Del artículo 2º, del literal d), que a su vez remite al capítulo II “de la experiencia contable” de esta misma resolución, en cuanto hace al artículo 5º literal d), inciso 3º“en dicho documento se deberá dejar constancia del cumplimiento de las obligaciones tributarias, fiscales y parafiscales a cargo de la persona que certifica”.

Del artículo 2º, del literal d), que a su vez remite al capítulo II “de la experiencia contable” de esta misma resolución, en cuanto hace al artículo 5º literal d), inciso 5º“certificado de afiliación al sistema de seguridad social”.

Del artículo 6º: “(...) y por su revisor fiscal. En las entidades que por ley o estatutos no se contemple la obligación de tener revisor fiscal, la firma de éste se reemplazará por la del contador público que dé fe de los actos y hechos económicos del ente, quien deberá indicar su número de registro de inscripción profesional en los términos de la presente resolución”.

3. DECLÁRASE LA NULIDAD del artículo 8º de la Resolución 60 de junio 8 de 1999, expedida por la junta central de contadores “por medio de la cual se dictan disposiciones sobre los requisitos y el procedimiento para la inscripción de profesionales de contaduría pública”.

4. DECLÁRASE LA NULIDAD de la Resolución 145 de diciembre 10 de 1998, expedida por la junta central de contadores “por la cual se establece el procedimiento para la práctica de pruebas de comprobación establecidas en el Decreto 1510 de 1998”.

5. DENIÉGANSE las demás pretensiones de la demanda.

6. DEVUÉLVASE al actor la suma depositada por concepto de gastos ordinarios de proceso, por no haberse utilizado.

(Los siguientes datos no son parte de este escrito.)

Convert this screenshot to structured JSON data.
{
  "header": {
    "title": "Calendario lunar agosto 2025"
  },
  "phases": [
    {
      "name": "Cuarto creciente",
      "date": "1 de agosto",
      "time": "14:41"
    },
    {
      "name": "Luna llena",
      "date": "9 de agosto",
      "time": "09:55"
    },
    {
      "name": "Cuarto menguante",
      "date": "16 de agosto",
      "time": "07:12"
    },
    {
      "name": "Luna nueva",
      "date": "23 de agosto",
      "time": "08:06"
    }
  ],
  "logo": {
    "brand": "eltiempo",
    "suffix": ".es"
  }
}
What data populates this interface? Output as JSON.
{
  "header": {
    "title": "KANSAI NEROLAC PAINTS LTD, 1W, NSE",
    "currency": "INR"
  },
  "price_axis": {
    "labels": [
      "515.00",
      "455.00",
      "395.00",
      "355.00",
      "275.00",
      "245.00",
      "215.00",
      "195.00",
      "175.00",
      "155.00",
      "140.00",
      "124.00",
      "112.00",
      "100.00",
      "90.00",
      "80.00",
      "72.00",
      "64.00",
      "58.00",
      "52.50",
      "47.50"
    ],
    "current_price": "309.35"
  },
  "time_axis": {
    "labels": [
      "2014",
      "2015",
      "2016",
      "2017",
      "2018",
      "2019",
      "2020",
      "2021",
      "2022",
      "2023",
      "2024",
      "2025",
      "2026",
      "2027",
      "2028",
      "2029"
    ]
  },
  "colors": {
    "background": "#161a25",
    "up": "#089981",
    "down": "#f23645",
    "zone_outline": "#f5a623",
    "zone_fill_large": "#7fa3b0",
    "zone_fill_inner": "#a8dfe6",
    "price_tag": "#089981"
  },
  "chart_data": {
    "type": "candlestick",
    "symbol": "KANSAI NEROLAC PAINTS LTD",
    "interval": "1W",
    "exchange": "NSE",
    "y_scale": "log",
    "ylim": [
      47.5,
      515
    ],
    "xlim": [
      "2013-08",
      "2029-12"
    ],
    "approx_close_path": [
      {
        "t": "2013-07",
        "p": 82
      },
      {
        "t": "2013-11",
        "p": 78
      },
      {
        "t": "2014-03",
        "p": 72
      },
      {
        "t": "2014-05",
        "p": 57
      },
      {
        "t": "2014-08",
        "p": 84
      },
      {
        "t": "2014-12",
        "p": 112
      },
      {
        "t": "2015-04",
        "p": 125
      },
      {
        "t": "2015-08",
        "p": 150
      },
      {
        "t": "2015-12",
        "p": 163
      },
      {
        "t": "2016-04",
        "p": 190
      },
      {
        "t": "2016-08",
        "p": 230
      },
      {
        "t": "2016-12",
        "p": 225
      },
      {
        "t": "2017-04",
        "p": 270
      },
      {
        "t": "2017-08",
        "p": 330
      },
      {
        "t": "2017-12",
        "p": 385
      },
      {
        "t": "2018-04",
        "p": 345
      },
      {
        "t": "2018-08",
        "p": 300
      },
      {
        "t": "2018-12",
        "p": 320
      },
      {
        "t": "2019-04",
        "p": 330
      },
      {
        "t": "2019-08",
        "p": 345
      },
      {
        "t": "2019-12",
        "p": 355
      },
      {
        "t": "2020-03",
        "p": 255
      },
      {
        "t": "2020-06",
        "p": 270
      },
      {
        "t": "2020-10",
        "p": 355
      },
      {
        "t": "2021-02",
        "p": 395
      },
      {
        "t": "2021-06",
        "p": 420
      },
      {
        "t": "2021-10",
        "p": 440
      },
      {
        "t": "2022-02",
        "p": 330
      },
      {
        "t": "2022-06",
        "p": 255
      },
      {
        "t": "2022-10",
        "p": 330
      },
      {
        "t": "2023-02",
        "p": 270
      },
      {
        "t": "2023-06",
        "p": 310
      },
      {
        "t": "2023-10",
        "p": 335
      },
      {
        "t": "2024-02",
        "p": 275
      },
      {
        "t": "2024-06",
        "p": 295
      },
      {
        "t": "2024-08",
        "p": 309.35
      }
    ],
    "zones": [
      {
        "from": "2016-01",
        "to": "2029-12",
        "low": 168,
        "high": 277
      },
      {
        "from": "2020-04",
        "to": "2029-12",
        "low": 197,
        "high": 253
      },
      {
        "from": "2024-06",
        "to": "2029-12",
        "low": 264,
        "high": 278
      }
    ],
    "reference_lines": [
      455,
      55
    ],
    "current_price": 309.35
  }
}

Cópiese, notifíquese y cúmplase.

La anterior providencia fue discutida y aprobada en Sala en su sesión de fecha tres (3) de agosto del año dos mil (2000).

ACLARACIÓN DE VOTO

Mi discrepancia con la decisión de mayoría radica en que, a mi juicio, la Sala ha debido tener en cuenta que la Ley 43 de 1990 sólo le exige al peticionario de la inscripción como contador público que acredite su experiencia en actividades contables durante el período no inferior a un año, y de dicha exigencia no se infiere que deba demostrar la existencia y representación legal de la persona jurídica que certifica dicha experiencia.

Al no esta implícita en la ley tal exigencia, no podía la resolución acusada requerirla, pues, no solo excedería el espíritu de la misma, sino que estaría quebrantando el artículo 84 de la Carta Política, que le prohíbe a las autoridades públicas establecer requisitos adicionales frente a una actividad que, como la de contador público, ha sido reglamentada de manera general.